La sensación de velocidad era casi imperceptible mientras la lanzadera aceleraba a través de uno de los pasadizos tubulares, la bolsa de aire inferior sirviendo de amortiguación. Los asientos de Jack y de Asían estaban uno enfrente del otro, y el volumen del otro hombre ocupaba todo el ancho del compartimento. Jack supuso que habían descendido hasta el valle y que ahora se acercaban a la construcción central que había visto desde la réplica del Panteón.

Un momento antes se habían detenido para recoger a otro pasajero que ahora permanecía inmóvil entre ambos. Era un hombre, grande como un oso, que llevaba un mono negro, con una frente prominente, nariz chata y ojos pequeños y redondos que miraban sin expresión debajo del pronunciado entrecejo.

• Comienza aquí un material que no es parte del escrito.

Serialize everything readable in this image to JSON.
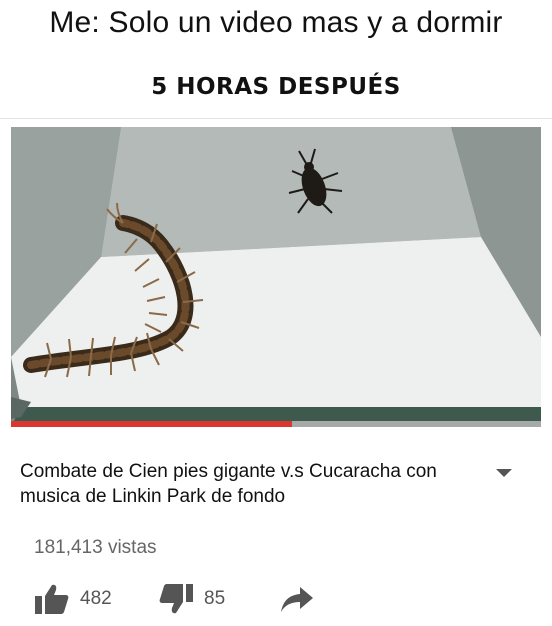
{
  "meme": {
    "top_text": "Me: Solo un video mas y a dormir",
    "sub_text": "5 HORAS DESPUÉS"
  },
  "video": {
    "title": "Combate de Cien pies gigante v.s Cucaracha con musica de Linkin Park de fondo",
    "views": "181,413 vistas",
    "likes": "482",
    "dislikes": "85",
    "progress_fraction": 0.53
  },
  "icons": {
    "expand": "chevron-down-icon",
    "like": "thumbs-up-icon",
    "dislike": "thumbs-down-icon",
    "share": "share-arrow-icon"
  },
  "colors": {
    "progress": "#d9372f",
    "text": "#111111",
    "muted": "#666666"
  }
}
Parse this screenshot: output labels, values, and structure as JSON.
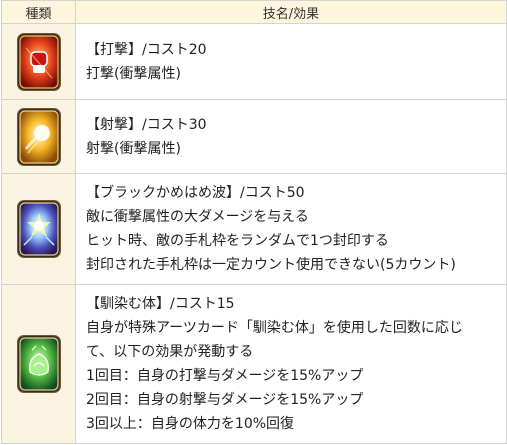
{
  "header": {
    "col_type": "種類",
    "col_effect": "技名/効果"
  },
  "rows": [
    {
      "icon": "strike-card-icon",
      "lines": [
        "【打撃】/コスト20",
        "打撃(衝撃属性)"
      ]
    },
    {
      "icon": "shoot-card-icon",
      "lines": [
        "【射撃】/コスト30",
        "射撃(衝撃属性)"
      ]
    },
    {
      "icon": "black-kamehameha-card-icon",
      "lines": [
        "【ブラックかめはめ波】/コスト50",
        "敵に衝撃属性の大ダメージを与える",
        "ヒット時、敵の手札枠をランダムで1つ封印する",
        "封印された手札枠は一定カウント使用できない(5カウント)"
      ]
    },
    {
      "icon": "familiar-body-card-icon",
      "lines": [
        "【馴染む体】/コスト15",
        "自身が特殊アーツカード「馴染む体」を使用した回数に応じ",
        "て、以下の効果が発動する",
        "1回目：自身の打撃与ダメージを15%アップ",
        "2回目：自身の射撃与ダメージを15%アップ",
        "3回以上：自身の体力を10%回復"
      ]
    }
  ]
}
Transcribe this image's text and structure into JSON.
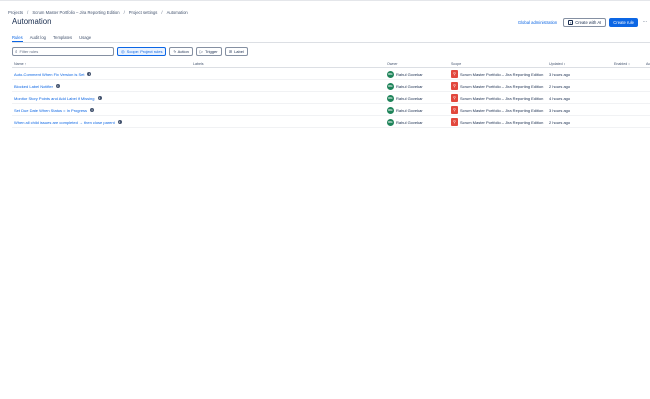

—Permítame que le presente a su guardaespaldas —dijo Asían de buen humor—. Vladimir Yurevich Dalmotov. Un antiguo comando de las spetsnaz, veterano de la guerra de Afganistán que se pasó a las filas de los luchadores por la libertad chechenos después de que su hermano fuese ejecutado por haber estrangulado al oficial que envió su pelotón a la muerte, en Grozni. Cuando abandonó Chechenia, Vladimir pasó a integrar las filas de los guerreros sagrados de Al Qaeda que luchaban por la liberación de Abjasia. Lo encontré siguiendo el rastro de los cadáveres. No cree en ningún dios hasta que Alá no lo haya perdonado.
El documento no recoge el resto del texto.